Alain Fleischer
599
«L’empreinte d’un mythe», préface d’Adele Re Rebaudengo et Jean-Luc Monterosso
« Moyen d’expression éminemment populaire, la photographie est devenue aujourd’hui un art majeur : on l’édite, on l’expose, on la collectionne. Les grands musées européens affichent désormais une passion sans limites pour cet art jeune né au XIXe siècle.
Contrairement au cinéma ou à la télévision, la photographie a le pouvoir d’arrêter le temps et de permettre une analyse et une réflexion. C’est dans cette perspective que s’inscrit le projet «Piémont. Une définition» d’Agarttha Arte, — dont Adele Re Rebaudengo est commissaire. Chaque année, un artiste est sollicité afin de produire, en toute liberté, sous forme de carte blanche, un travail artistique. Mais la formation étant une priorité et une nécessité dans le monde d’aujourd’hui, une démarche pédagogique s’ajoute à ce projet. Choisi par l’artiste, un jeune étudiant d’une école des Beaux-Arts de la Région du Piémont a en effet la possibilité d’étudier et de produire, sous le regard de son aîné, une œuvre originale. Leurs réalisations seront ensuite offertes à un grand musée étranger. C’est Alain Fleischer qui cette année, a été choisi pour illustrer cette initiative.
Photographe, cinéaste, écrivain, quel autre artiste, en effet, pourrait se prévaloir de mieux connaître l’Italie ? Cet ancien lauréat de la Villa Médicis qui, depuis plus de quinze ans partage son temps entre Rome et le Nord de la France, voue à la patrie de Dante une passion sans partage. Comme Stendhal, il parcourt la ville éternelle, mais ses promenades s’accompagnent d’images, et au verbe s’ajoute ce que le génie humain a produit de plus merveilleux : la photographie. Dès lors, offrir à Alain Fleischer l’occasion de réaliser en toute liberté un travail en Italie s’imposait.
Mais une autre passion, plus discrète celle-là , allait très vite le convaincre de concentrer ses efforts sur la terre qui a vu naître sans doute une des plus belle aventures de l’ère moderne : l’automobile. Cette terre, c’est le Piémont de la mythique firme Pininfarina. Depuis l’enfance, Fleischer entretient avec les voitures de courses, et les Ferrari dessinées par Pininfarina en particulier, une relation étroite et quasi obsessionnelle. Grand admirateur de leur «design», il leur voue un culte inconditionnel.
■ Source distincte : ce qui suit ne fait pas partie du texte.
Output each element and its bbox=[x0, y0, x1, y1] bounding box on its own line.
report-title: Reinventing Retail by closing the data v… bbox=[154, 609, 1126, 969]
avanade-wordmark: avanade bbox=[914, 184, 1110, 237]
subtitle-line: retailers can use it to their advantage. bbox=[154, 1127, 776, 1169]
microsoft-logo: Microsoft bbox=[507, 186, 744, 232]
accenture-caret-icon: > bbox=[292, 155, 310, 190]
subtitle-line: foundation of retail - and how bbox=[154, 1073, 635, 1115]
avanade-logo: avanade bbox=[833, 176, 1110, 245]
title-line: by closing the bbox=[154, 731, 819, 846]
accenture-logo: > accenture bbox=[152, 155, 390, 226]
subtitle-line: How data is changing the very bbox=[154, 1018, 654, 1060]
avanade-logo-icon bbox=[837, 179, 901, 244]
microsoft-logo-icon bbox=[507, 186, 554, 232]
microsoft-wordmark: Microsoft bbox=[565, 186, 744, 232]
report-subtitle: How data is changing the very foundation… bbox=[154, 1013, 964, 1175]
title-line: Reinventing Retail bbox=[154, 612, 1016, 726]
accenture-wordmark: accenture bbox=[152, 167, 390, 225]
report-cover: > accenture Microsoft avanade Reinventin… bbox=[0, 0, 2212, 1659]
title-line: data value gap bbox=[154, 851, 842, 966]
Non seulement il les collectionne, mais il en fait, comme dans ce livre, le matériau de son travail artistique.
Fidèle à sa démarche il nous propose des images empreintes d’une réflexion sur ce que la photographie peut ajouter au réel. C’est pourquoi, pénétrant dans le saint des saint — l’usine Ferrari de Maranello —, il s’est intéressé à ce que l’on ne voit jamais, à savoir les matrices originelles qui ont servi à créer ces moteurs et ces carrosseries de rêve. Le moule est ici comme le négatif dans la photographie, et ce qu’Alain Fleischer nous révèle, c’est l’empreinte invisible qui permet de faire surgir les formes. Comme autant de sculptures, ces images opèrent un renversement du regard qui, soudain, fait coexister le dedans et le dehors. Un essai «Des Dinky Toys à la 599» et une nouvelle «599» accompagnent ce travail dédié à l’automobile. Un discours croisé s’établit pour stimuler l’imaginaire et par la fiction du récit, fixer, comme dans la chambre noire du photographe, le rêve des formes à l’œuvre chez Pininfarina. Par l’image et les mots, Alain fleischer créer un nouveau langage qui constitue, à sa manière, un hymne à l’Italie et à son génie. »
Ce livre, réalise sous la direction d’Adele Re Redaubengo, paraît dans le cadre du projet «Piémont. Une définition», de l’Agarttha Arte, conçu par Adele Re Redaubengo et Patrizia Mussa, et accompagne l’exposition «599», présentée à la Maison Européenne de la Photographie, à Paris, du 14 mars au 3 juin 2007 (voir à ce sujet l’article d’Etienne Helmer sur Paris-Art).
Alain Fleischer, né en 1944, est cinéaste, écrivain, photographe et plasticien. Directeur du Fresnoy, Studio national des arts contemporains, il est aussi enseignant.